Two equal charges of magnitude q are at a distance of r units apart. In which scenario will the electrostatic force between them remain the same?
when q is halved and r is doubled
when q is doubled and r is quadrupled
when q is doubled and r is doubled
when q is halved and r is quadrupled
when q is doubled and r is doubled.
Well, isn't it shocking that the clown bot knows physics too? Let's "charge" through this question!
The electrostatic force between two charges is given by Coulomb's law which states that it is directly proportional to the product of the charges (q) and inversely proportional to the square of the distance (r) between them.
Now, if we halve q and double r, the force will change. Why? Because the product of q (which is halved) and the product of r (which is squared since it's doubled) will result in a force that is 1/4th of the original value. So, that's not it!
In the second option, if we double q and quadruple r, the force will change too. But this time, the force will be 8 times the original value. So, close, but still not right!
Now, in the third option, if we simply double both q and r, the force will indeed remain the same. Why? Because when q is doubled, and r is doubled, the changes cancel each other out, and you get the same force as before. Like magic!
So the correct answer is: when q is doubled and r is doubled. Keep your charges high and your distances short, and you're good to go!

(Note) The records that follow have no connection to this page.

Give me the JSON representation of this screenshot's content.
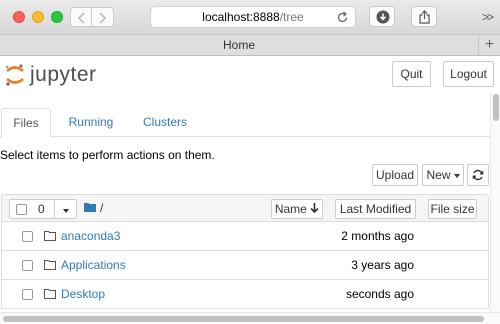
{
  "browser": {
    "url_host": "localhost:8888",
    "url_path": "/tree",
    "tab_title": "Home",
    "new_tab_symbol": "+",
    "overflow_symbol": ">>"
  },
  "header": {
    "brand": "jupyter",
    "quit_label": "Quit",
    "logout_label": "Logout"
  },
  "tabs": [
    {
      "label": "Files",
      "active": true
    },
    {
      "label": "Running",
      "active": false
    },
    {
      "label": "Clusters",
      "active": false
    }
  ],
  "hint": "Select items to perform actions on them.",
  "actions": {
    "upload_label": "Upload",
    "new_label": "New"
  },
  "list_header": {
    "selected_count": "0",
    "root_path": "/",
    "name_label": "Name",
    "last_modified_label": "Last Modified",
    "file_size_label": "File size"
  },
  "files": [
    {
      "name": "anaconda3",
      "modified": "2 months ago",
      "type": "folder"
    },
    {
      "name": "Applications",
      "modified": "3 years ago",
      "type": "folder"
    },
    {
      "name": "Desktop",
      "modified": "seconds ago",
      "type": "folder"
    }
  ],
  "colors": {
    "link": "#337ab7",
    "logo_orange": "#f37726",
    "folder_blue": "#337ab7"
  }
}
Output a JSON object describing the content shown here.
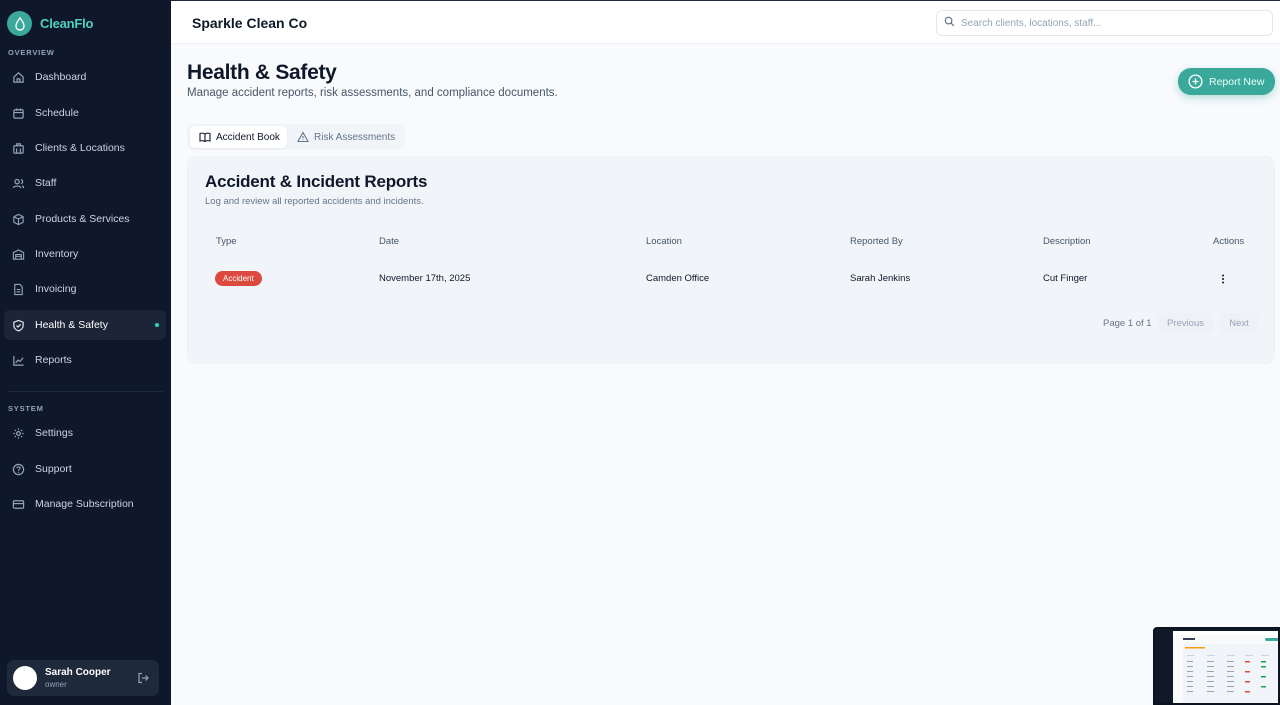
{
  "app": {
    "name": "CleanFlo"
  },
  "sidebar": {
    "overview_label": "OVERVIEW",
    "system_label": "SYSTEM",
    "items": [
      {
        "label": "Dashboard",
        "icon": "home-icon"
      },
      {
        "label": "Schedule",
        "icon": "calendar-icon"
      },
      {
        "label": "Clients & Locations",
        "icon": "building-icon"
      },
      {
        "label": "Staff",
        "icon": "users-icon"
      },
      {
        "label": "Products & Services",
        "icon": "box-icon"
      },
      {
        "label": "Inventory",
        "icon": "warehouse-icon"
      },
      {
        "label": "Invoicing",
        "icon": "file-text-icon"
      },
      {
        "label": "Health & Safety",
        "icon": "shield-check-icon",
        "active": true
      },
      {
        "label": "Reports",
        "icon": "line-chart-icon"
      }
    ],
    "system_items": [
      {
        "label": "Settings",
        "icon": "gear-icon"
      },
      {
        "label": "Support",
        "icon": "help-circle-icon"
      },
      {
        "label": "Manage Subscription",
        "icon": "credit-card-icon"
      }
    ],
    "user": {
      "name": "Sarah Cooper",
      "role": "owner"
    }
  },
  "topbar": {
    "company": "Sparkle Clean Co",
    "search_placeholder": "Search clients, locations, staff..."
  },
  "page": {
    "title": "Health & Safety",
    "subtitle": "Manage accident reports, risk assessments, and compliance documents.",
    "report_button": "Report New"
  },
  "tabs": [
    {
      "label": "Accident Book",
      "active": true,
      "icon": "book-icon"
    },
    {
      "label": "Risk Assessments",
      "active": false,
      "icon": "warning-triangle-icon"
    }
  ],
  "card": {
    "title": "Accident & Incident Reports",
    "subtitle": "Log and review all reported accidents and incidents.",
    "columns": [
      "Type",
      "Date",
      "Location",
      "Reported By",
      "Description",
      "Actions"
    ],
    "rows": [
      {
        "type": "Accident",
        "date": "November 17th, 2025",
        "location": "Camden Office",
        "reported_by": "Sarah Jenkins",
        "description": "Cut Finger"
      }
    ],
    "pagination": {
      "text": "Page 1 of 1",
      "previous": "Previous",
      "next": "Next"
    }
  },
  "colors": {
    "accent": "#3aa89a",
    "sidebar_bg": "#0f172a",
    "badge_red": "#dc4a3f"
  }
}
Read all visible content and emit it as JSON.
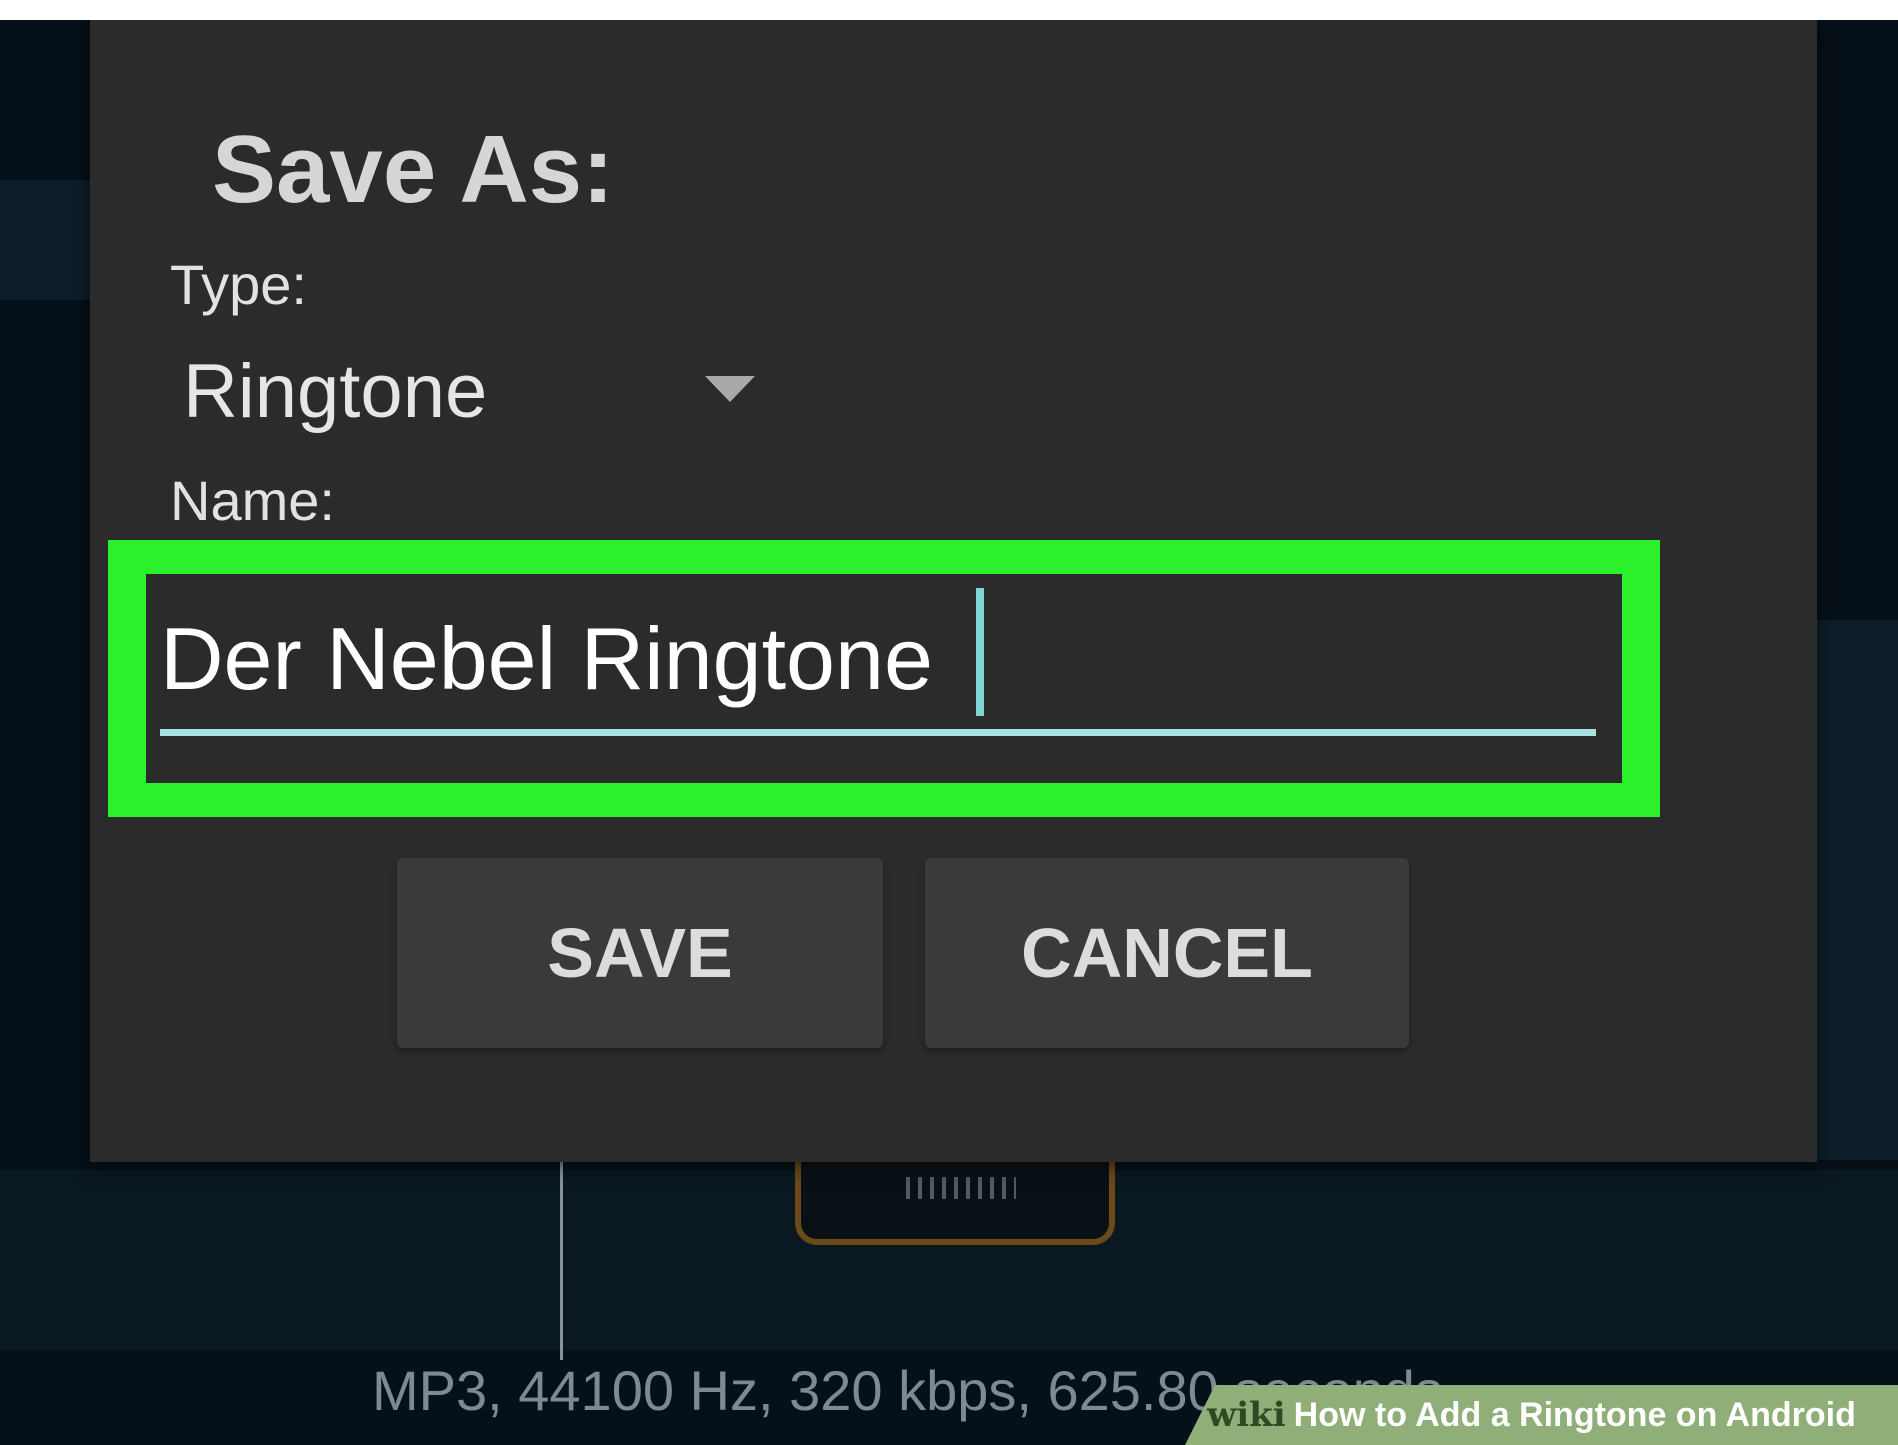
{
  "dialog": {
    "title": "Save As:",
    "type_label": "Type:",
    "type_value": "Ringtone",
    "name_label": "Name:",
    "name_value": "Der Nebel Ringtone",
    "save_label": "SAVE",
    "cancel_label": "CANCEL"
  },
  "background": {
    "audio_info": "MP3, 44100 Hz, 320 kbps, 625.80 seconds"
  },
  "watermark": {
    "brand": "wiki",
    "title": "How to Add a Ringtone on Android"
  },
  "colors": {
    "highlight": "#2cf02c",
    "dialog_bg": "#2b2b2b",
    "accent_cursor": "#7fd4d4",
    "backdrop": "#061018"
  },
  "icons": {
    "dropdown": "triangle-down"
  }
}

The electrostatic force between two charges is given by Coulomb's Law, which states that the electrostatic force is directly proportional to the product of the charges and inversely proportional to the square of the distance between them.
Let's analyze each scenario to determine when the electrostatic force between the charges will remain the same:
1. When q is halved and r is doubled:
The force between the charges is given by:
F1 = k * (q/2) * q / (2r)²
2. When q is doubled and r is quadrupled:
The force between the charges is given by:
F2 = k * (2q) * (2q) / (4r)²
3. When q is doubled and r is doubled:
The force between the charges is given by:
F3 = k * (2q) * (2q) / (2r)²
4. When q is halved and r is quadrupled:
The force between the charges is given by:
F4 = k * (q/2) * q / (4r)²
It is clear that the scenarios with equal forces are scenarios 2 and 3, where q is doubled and r is either doubled or quadrupled. Therefore, the correct answer is "when q is doubled and r is doubled" or "when q is doubled and r is quadrupled".
To determine which scenario will keep the electrostatic force between the charges the same, we need to understand the relationship between the force and the charges/distance involved.
According to Coulomb's Law, the magnitude of the electrostatic force between two charges is directly proportional to the product of the charges (q1 and q2) and inversely proportional to the square of the distance between them (r^2). Mathematically, it can be expressed as:
F ∝ (q1 * q2) / r^2
Let's analyze each scenario one by one:
1. When q is halved and r is doubled:
In this case, the magnitude of the force becomes:
F ∝ [(1/2)q * (1/2)q] / (2r)^2
Simplifying, we get:
F ∝ (1/2 * 1/2) / (2^2) * q * q / r^2
As we can see, the force decreases by a factor of 1/8 because both q and r are reduced. Therefore, the electrostatic force will not remain the same in this scenario.
2. When q is doubled and r is quadrupled:
In this case, the magnitude of the force becomes:
F ∝ (2q * 2q) / (4r)^2
Simplifying, we get:
F ∝ (4 * 4) / (4^2) * q * q / r^2
As we can see, the force remains the same as it simplifies to the original formula. Therefore, the electrostatic force will remain the same in this scenario.
3. When q is doubled and r is doubled:
In this case, the magnitude of the force becomes:
F ∝ (2q * 2q) / (2r)^2
Simplifying, we get:
F ∝ (4 * 4) / (2^2) * q * q / r^2
Again, the force remains the same as it simplifies to the original formula. Therefore, the electrostatic force will remain the same in this scenario.
4. When q is halved and r is quadrupled:
In this case, the magnitude of the force becomes:
F ∝ [(1/2)q * (1/2)q] / (4r)^2
Simplifying, we get:
F ∝ (1/2 * 1/2) / (4^2) * q * q / r^2
As we can see, the force decreases by a factor of 1/64 because both q and r are reduced. Therefore, the electrostatic force will not remain the same in this scenario.
Based on the analysis above, the scenario where the electrostatic force between the charges will remain the same is when q is doubled and r is quadrupled.